The remarks in this letter are typical of what was told to the Commissioner's officers by all those whom they interviewed. At least one other gentleman offered to give a similar written opinion should the Commissioner desire it. It was said by some of those interviewed that it had often been found that the trouble in which some taxpayers found themselves had been due to poor quality work previously done for them by their agents. Several people said that they had had occasion to join issue with the department on the results disclosed by an investigation, and that they had always found the department ready to amend these results upon reasonable cause being shown. Among those interviewed was an exinvestigation officer who freely said that, due to a belief that he had been unfairly treated in the matter of departmental promotion, he had resigned as a dissatisfied officer. Despite this, he has no criticism to make of the methods or official conduct of the present investigation staff.

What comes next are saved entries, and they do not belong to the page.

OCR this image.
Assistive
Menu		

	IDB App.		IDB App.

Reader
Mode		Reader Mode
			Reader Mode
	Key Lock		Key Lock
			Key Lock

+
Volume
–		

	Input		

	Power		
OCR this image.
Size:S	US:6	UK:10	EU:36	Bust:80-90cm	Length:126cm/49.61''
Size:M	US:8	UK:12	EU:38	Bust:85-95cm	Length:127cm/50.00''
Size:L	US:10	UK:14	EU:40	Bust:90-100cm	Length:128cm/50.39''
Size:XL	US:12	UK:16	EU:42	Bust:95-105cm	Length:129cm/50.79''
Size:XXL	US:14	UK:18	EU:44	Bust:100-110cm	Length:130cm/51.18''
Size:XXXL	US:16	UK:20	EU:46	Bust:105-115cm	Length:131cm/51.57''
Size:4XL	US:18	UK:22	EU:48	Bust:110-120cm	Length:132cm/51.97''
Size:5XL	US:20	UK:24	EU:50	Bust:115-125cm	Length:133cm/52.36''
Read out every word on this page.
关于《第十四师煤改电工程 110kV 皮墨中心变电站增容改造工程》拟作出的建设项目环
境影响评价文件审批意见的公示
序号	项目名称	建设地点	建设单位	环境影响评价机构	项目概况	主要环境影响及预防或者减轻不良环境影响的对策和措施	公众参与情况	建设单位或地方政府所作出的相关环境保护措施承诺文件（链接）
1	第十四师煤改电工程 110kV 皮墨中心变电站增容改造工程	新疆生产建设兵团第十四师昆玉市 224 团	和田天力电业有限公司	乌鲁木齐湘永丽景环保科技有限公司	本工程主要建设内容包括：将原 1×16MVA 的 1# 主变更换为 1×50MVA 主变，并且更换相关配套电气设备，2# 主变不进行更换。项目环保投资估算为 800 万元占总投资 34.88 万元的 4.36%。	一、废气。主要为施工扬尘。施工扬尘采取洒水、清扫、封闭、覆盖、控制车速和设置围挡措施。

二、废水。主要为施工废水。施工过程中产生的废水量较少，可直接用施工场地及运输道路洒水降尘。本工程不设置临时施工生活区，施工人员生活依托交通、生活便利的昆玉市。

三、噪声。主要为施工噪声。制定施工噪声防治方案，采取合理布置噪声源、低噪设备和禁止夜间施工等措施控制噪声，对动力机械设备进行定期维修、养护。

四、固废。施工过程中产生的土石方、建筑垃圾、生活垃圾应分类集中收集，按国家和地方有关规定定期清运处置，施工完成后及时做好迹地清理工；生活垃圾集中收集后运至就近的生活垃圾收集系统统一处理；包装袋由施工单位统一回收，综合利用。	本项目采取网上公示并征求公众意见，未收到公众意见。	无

After examining investigation procedures and questioning the investigation officers in the Hobart office, the Commissioner's officers are satisfied that the general procedure is patterned on what has been in use in all States for many years, and that the officers are at once diligent in their important and onerous task of safeguarding the revenue, and courteous and reasonable in the performance of this task. They discussed with the Supervisor (Investigations) and with individual investigation officers the particular allegations contained in the honorable member's speech. The first case to which he refers was readily identifiable, and was one which was dealt with by way of an indoor examination. No inquiries of any kind were made by the outdoor investigation staff, and the only questions asked of the taxpayer were asked when, of his own volition he called at the taxation office.

I will not have time to go through all these cases in detail, but one example of the error of statement made by the honorable member was when he referred to an understatement of income charged against a taxpayer totalling £14,300. In fact, this figure was not, at any stage, higher than £4,291. I have other details of these matters which I would be willing to discuss with the honorable member. The information gained by the Commissioner's officers on their visit to Tasmania may be summed up thus - (a)Registered tax agents and members of the legal and accountancy professions practising in Tasmania, with one exception, appear to have no complaint against the methods adopted by investigation officers nor against the conduct of these officers, nor have they fault to find with the administration authorities in the Hobart office. On the contrary these people speak well of the Hobart office.

(b)   No member of the general public complained of investigation methods.

(c)   The Hobart investigation staff denies the truth of the honorable member's charges and are anxious that the charges be publicly answered.

(d)   An examination of Tasmanian investigation procedure and a questioning of the investigation staff providesno support for the charges made by the honorable member.